Answer, hopefully in order...
Version is 2.5.2 on the Azure VM and 21.05-RELEASE (amd64) on the 5100s
OVPN is site-to-site, pre-shared key, UDP on IPV4 only, Layer 3. On the remote server there is a point-to-site server (for use as a remote internet gateway). It's for travel use but nobody's travelling so there are no connections.
Latency is 27-32 ms, WAN Azure to WAN local; 100-130 ms to the other sites from WAN local.
I only have one local device so I haven't tried to replicate here. I could spin up a Hyper-V guest but not now, I am currently working on alternative method, most likely a Linux server on the local LAN, running OpenVPN as a server and NAT port forward Linux server. We are up interactively but backups through the tunnels are an issue.
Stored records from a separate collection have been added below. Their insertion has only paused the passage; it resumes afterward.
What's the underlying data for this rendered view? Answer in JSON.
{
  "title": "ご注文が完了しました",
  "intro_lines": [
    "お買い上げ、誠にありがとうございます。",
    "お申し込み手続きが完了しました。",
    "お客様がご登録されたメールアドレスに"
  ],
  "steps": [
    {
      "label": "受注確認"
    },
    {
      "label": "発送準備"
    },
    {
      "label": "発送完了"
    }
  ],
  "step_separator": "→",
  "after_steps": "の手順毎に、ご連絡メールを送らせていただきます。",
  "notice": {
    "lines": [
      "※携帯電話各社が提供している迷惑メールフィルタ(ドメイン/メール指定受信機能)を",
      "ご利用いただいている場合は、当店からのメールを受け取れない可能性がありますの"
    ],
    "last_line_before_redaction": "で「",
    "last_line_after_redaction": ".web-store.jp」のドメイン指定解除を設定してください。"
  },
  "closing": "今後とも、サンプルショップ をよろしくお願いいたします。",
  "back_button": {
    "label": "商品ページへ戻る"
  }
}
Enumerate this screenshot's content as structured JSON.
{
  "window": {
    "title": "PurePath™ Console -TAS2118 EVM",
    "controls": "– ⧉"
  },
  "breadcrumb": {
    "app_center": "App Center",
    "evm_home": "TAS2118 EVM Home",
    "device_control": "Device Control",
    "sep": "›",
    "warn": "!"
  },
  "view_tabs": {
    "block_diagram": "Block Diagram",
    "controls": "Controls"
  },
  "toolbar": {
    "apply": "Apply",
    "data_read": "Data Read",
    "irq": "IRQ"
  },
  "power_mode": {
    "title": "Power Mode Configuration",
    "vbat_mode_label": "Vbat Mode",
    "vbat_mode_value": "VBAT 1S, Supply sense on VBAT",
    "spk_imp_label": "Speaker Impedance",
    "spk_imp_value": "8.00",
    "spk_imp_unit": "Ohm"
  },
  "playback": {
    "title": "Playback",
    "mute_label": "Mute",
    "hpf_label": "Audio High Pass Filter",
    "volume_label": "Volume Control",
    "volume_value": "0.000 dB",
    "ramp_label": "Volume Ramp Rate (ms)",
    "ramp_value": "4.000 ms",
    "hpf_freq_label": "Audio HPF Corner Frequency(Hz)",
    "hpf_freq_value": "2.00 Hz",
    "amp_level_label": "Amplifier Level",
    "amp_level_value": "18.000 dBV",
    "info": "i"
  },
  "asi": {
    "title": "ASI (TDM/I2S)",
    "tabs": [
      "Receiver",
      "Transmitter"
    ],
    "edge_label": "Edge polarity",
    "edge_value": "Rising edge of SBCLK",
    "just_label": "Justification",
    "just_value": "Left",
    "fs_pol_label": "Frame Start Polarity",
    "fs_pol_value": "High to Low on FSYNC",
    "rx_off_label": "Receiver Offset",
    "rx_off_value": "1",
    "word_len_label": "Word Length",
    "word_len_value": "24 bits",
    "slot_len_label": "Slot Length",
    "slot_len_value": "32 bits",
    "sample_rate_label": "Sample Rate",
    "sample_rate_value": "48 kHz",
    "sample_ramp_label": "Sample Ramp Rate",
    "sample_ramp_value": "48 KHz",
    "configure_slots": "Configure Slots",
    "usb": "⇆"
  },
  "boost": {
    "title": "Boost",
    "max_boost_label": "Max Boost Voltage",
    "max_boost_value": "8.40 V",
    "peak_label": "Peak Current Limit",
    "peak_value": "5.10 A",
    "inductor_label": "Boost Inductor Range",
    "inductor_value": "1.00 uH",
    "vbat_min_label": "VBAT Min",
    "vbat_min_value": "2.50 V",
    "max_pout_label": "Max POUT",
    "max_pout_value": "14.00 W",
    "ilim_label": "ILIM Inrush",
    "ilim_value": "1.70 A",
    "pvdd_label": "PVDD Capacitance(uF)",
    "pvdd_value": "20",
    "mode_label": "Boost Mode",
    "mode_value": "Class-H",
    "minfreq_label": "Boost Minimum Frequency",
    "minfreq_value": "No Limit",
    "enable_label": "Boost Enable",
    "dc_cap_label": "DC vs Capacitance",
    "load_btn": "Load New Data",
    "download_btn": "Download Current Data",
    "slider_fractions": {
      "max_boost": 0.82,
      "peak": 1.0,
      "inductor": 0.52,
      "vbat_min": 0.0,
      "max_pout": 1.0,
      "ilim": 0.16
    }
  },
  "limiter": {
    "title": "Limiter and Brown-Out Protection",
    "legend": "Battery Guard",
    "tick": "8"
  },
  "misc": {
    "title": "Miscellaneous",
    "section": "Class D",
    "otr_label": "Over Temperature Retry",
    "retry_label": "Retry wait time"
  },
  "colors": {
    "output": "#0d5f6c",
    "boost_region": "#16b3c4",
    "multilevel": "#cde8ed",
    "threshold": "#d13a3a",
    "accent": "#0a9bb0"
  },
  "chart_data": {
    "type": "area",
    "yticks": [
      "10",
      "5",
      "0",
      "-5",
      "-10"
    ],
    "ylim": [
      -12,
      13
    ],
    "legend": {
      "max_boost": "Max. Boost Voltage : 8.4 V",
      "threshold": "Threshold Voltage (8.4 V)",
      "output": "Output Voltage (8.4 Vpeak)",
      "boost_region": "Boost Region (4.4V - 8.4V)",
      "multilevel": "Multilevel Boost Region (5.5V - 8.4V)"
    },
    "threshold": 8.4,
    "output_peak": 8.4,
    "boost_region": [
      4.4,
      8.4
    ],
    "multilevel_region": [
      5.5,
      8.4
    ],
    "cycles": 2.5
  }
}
Not an expert regarding state tables so I wouldn't know what to look for. I can try clearing the state tables after the trouble begins to see if that reset avoids a reboot to restore WAN performance. Would that provide useful information?
We're not running IPSEC now. We were, but IPSEC failed after a recent upgrade. We switched to OpenVPN. I have read that the IPSEC issue has been resolved but haven't switched back.
One more observation. We do have a point-to-site server running locally. There is one user, a Synology raid device that phones home and stays connected 24x7. It is used as an off-site backup device accepting snapshot replication and file share backups. It's been running without issues. It seems to be the site-to-site tunnels that are tripping us up, on the client-side.